CMS also plans to reduce the amount of the civil monetary penalty for noncompliance with the hospital price transparency requirements by 35 percent when a hospital agrees with the agency’s determination of their noncompliance and waives the right to a hearing by an administrative law judge. CMS said the changes will ensure that patients have more accurate information about actual prices rather than estimates or algorithms.

Star ratings

CMS plans to update the Hospital Star rating system so hospitals that perform in the lowest quartile for safety can no longer receive a 5-Star rating. In future years, those hospitals would face an automatic 1-Star downgrade.

CMS explained in the fact sheet that the new methodology will involve two stages:

Stage 1 would implement a 4-Star cap for hospitals in the lowest quartile of the Safety of Care measure group performance in Calendar Year 2026. CMS proposes limiting hospitals in the lowest quartile (lowest-performing 25 percent, indicating poor performance relative to other hospitals) of the Safety of Care measure group (based on at least three measure scores) to a maximum of 4 Stars out of 5. This methodology update will apply a cap to any hospital that is initially assigned 5 Stars in step 8 of the methodology (K-means clustering) but has a Safety of Care score in the lowest-performing quartile (based on at least three Safety of Care measures) to 4 Stars.

Stage 2 would implement a blanket 1-Star reduction for hospitals in the lowest quartile of the Safety of Care measure group performance beginning in Calendar Year 2027It plans to reduce the Overall Hospital Quality Star Rating of any hospital in the lowest quartile of the Safety of Care measure group (based on at least three measure scores) by 1 Star, to a minimum 1-Star rating. This methodology update will apply a blanket reduction of Stars to any hospital initially assigned a 2-, 3-, 4-, or 5-Star rating in step 8 of the methodology (K-means clustering) but that has a safety of care score in the lowest-performing quartile (based on at least three safety of care measures). These hospitals would have their Star ratings reduced to 1, 2, 3, or 4 Stars, respectively.

CMS intends to use Stage 1 to calculate the Overall Hospital Star Rating in 2026, and the Stage 2 methodology update will be used to permanently calculate the Overall Hospital Star Rating beginning in 2027. Essentially, the Stage 2 methodology update will replace the Stage 1 methodology update, not supplement it. Therefore, no 5-Star hospital will be capped at 4 Stars and then further reduced to 3 Stars; in both stages, 5-star hospitals could only be reduced to 4 Stars.

Quality reporting

CMS said it wants to remove what it describes as “burdensome” health equity and COVID vaccine reporting requirements and adopt a measure to evaluate long wait times in emergency departments. CMS also seeks feedback on potential quality measures focused on nutrition, wellness, and preventive health. 
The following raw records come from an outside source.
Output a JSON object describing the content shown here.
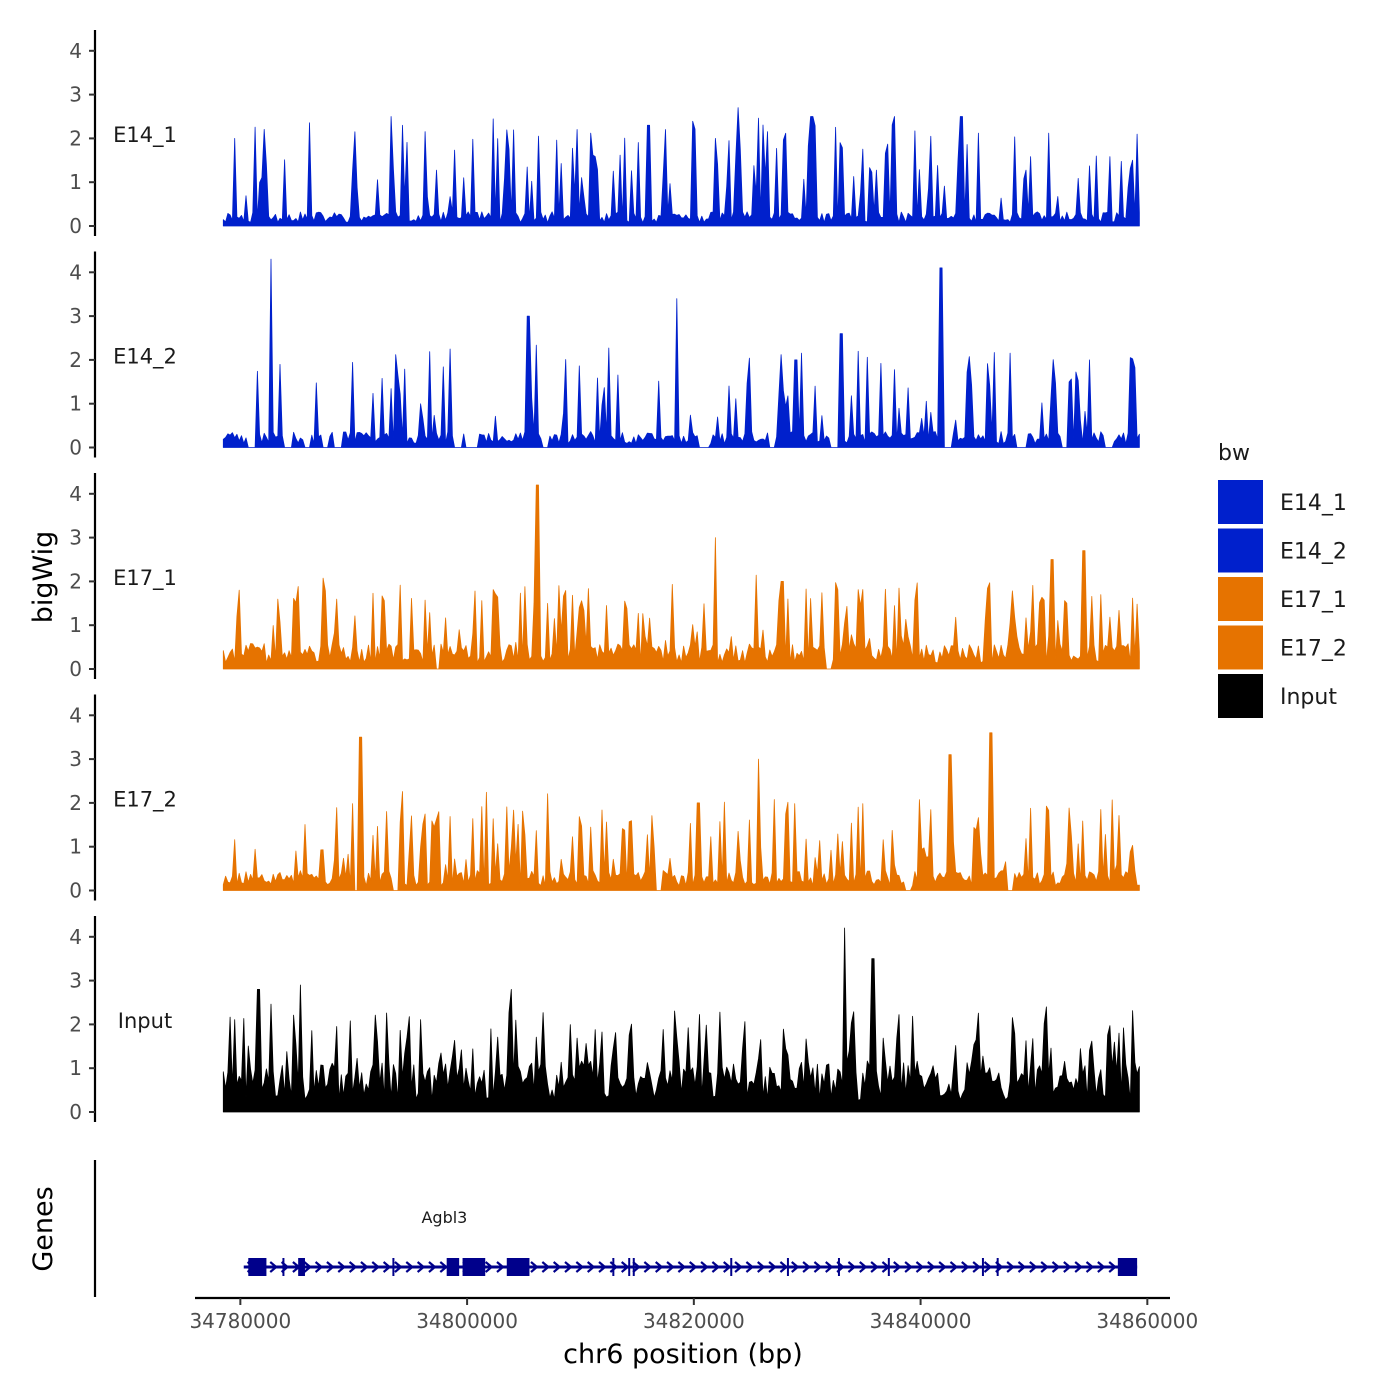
{
  "chart_data": {
    "type": "area",
    "xlabel": "chr6 position (bp)",
    "ylabel": "bigWig",
    "genes_label": "Genes",
    "xlim": [
      34776000,
      34862000
    ],
    "x_ticks": [
      34780000,
      34800000,
      34820000,
      34840000,
      34860000
    ],
    "x_tick_labels": [
      "34780000",
      "34800000",
      "34820000",
      "34840000",
      "34860000"
    ],
    "ylim": [
      0,
      4.5
    ],
    "y_ticks": [
      0,
      1,
      2,
      3,
      4
    ],
    "y_tick_labels": [
      "0",
      "1",
      "2",
      "3",
      "4"
    ],
    "data_range": [
      34778500,
      34859300
    ],
    "legend": {
      "title": "bw",
      "entries": [
        {
          "name": "E14_1",
          "color": "#0020CC"
        },
        {
          "name": "E14_2",
          "color": "#0020CC"
        },
        {
          "name": "E17_1",
          "color": "#E67300"
        },
        {
          "name": "E17_2",
          "color": "#E67300"
        },
        {
          "name": "Input",
          "color": "#000000"
        }
      ]
    },
    "series": [
      {
        "name": "E14_1",
        "color": "#0020CC",
        "seed": 11,
        "base": 0.25,
        "scale": 1.05,
        "gaps": [],
        "peaks": [
          [
            34779500,
            2.0
          ],
          [
            34794300,
            2.3
          ],
          [
            34816000,
            2.3
          ],
          [
            34823900,
            2.7
          ],
          [
            34830400,
            2.5
          ],
          [
            34837700,
            2.5
          ],
          [
            34843600,
            2.5
          ]
        ]
      },
      {
        "name": "E14_2",
        "color": "#0020CC",
        "seed": 23,
        "base": 0.28,
        "scale": 1.0,
        "gaps": [
          [
            34780600,
            34781300
          ],
          [
            34783900,
            34784600
          ],
          [
            34785600,
            34786100
          ],
          [
            34787200,
            34787800
          ],
          [
            34788200,
            34789000
          ],
          [
            34798800,
            34799500
          ],
          [
            34799900,
            34800900
          ],
          [
            34806700,
            34807200
          ],
          [
            34820500,
            34821300
          ],
          [
            34826700,
            34827200
          ],
          [
            34832100,
            34832800
          ],
          [
            34842000,
            34842700
          ],
          [
            34848500,
            34849300
          ],
          [
            34852400,
            34853000
          ],
          [
            34856300,
            34856900
          ]
        ],
        "peaks": [
          [
            34782700,
            4.3
          ],
          [
            34805400,
            3.0
          ],
          [
            34818500,
            3.4
          ],
          [
            34841800,
            4.1
          ],
          [
            34833000,
            2.6
          ],
          [
            34829000,
            2.0
          ]
        ]
      },
      {
        "name": "E17_1",
        "color": "#E67300",
        "seed": 37,
        "base": 0.45,
        "scale": 0.9,
        "gaps": [
          [
            34797200,
            34797600
          ],
          [
            34831700,
            34832200
          ]
        ],
        "peaks": [
          [
            34806200,
            4.2
          ],
          [
            34821900,
            3.0
          ],
          [
            34827800,
            2.0
          ],
          [
            34851600,
            2.5
          ],
          [
            34854400,
            2.7
          ]
        ]
      },
      {
        "name": "E17_2",
        "color": "#E67300",
        "seed": 53,
        "base": 0.35,
        "scale": 0.95,
        "gaps": [
          [
            34790000,
            34790400
          ],
          [
            34793500,
            34793900
          ],
          [
            34816700,
            34817100
          ],
          [
            34838600,
            34839100
          ],
          [
            34847700,
            34848100
          ]
        ],
        "peaks": [
          [
            34790600,
            3.5
          ],
          [
            34825700,
            3.0
          ],
          [
            34842600,
            3.1
          ],
          [
            34846200,
            3.6
          ],
          [
            34820400,
            2.0
          ]
        ]
      },
      {
        "name": "Input",
        "color": "#000000",
        "seed": 71,
        "base": 0.9,
        "scale": 1.05,
        "gaps": [],
        "peaks": [
          [
            34833300,
            4.2
          ],
          [
            34835800,
            3.5
          ],
          [
            34803900,
            2.8
          ],
          [
            34781600,
            2.8
          ],
          [
            34785300,
            2.9
          ]
        ]
      }
    ],
    "gene": {
      "name": "Agbl3",
      "start": 34780300,
      "end": 34859100,
      "strand": "+",
      "color": "#00008B",
      "exons": [
        [
          34780700,
          34782300
        ],
        [
          34785100,
          34785700
        ],
        [
          34798200,
          34799300
        ],
        [
          34799600,
          34801600
        ],
        [
          34803500,
          34805500
        ],
        [
          34857400,
          34859100
        ]
      ],
      "small_exons": [
        34783800,
        34793500,
        34800300,
        34812900,
        34814300,
        34814700,
        34823300,
        34828300,
        34832800,
        34837200,
        34845500,
        34846800
      ]
    }
  }
}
OPPS and ASC payment rates

CMS proposes a 2.4 percent increase to OPPS payment rates for hospitals that meet applicable quality reporting requirements. The agency said the update is based on the projected hospital market basket percentage increase of 3.2 percent, reduced by a 0.8 percentage point productivity adjustment. 

For CY 2026, using the hospital market basket update, CMS will also increase ASC rates by 2.4 percent for organizations that meet relevant quality reporting requirements. This update is based on the proposed IPPS market basket percentage increase of 3.2 percent, reduced by 0.8 percentage points for the productivity adjustment.

Inpatient-only list

CMS plans to eliminate the inpatient-only list, which includes services that Medicare will only pay for when performed in an inpatient setting, to give Medicare beneficiaries more choices for where they can obtain care and lower out-of-pocket expenses.

The agency plans to phase out the inpatient-only list over a three-year period, beginning with removing 285 mostly musculoskeletal procedures for CY 2026. CMS said it believes that the evolving nature of the practice of medicine allows more procedures to be performed on an outpatient basis with a shorter recovery time.

This proposal would allow for these services to be paid by Medicare in the hospital outpatient setting when determined to be clinically appropriate, giving physicians greater flexibility in determining the most appropriate site of service.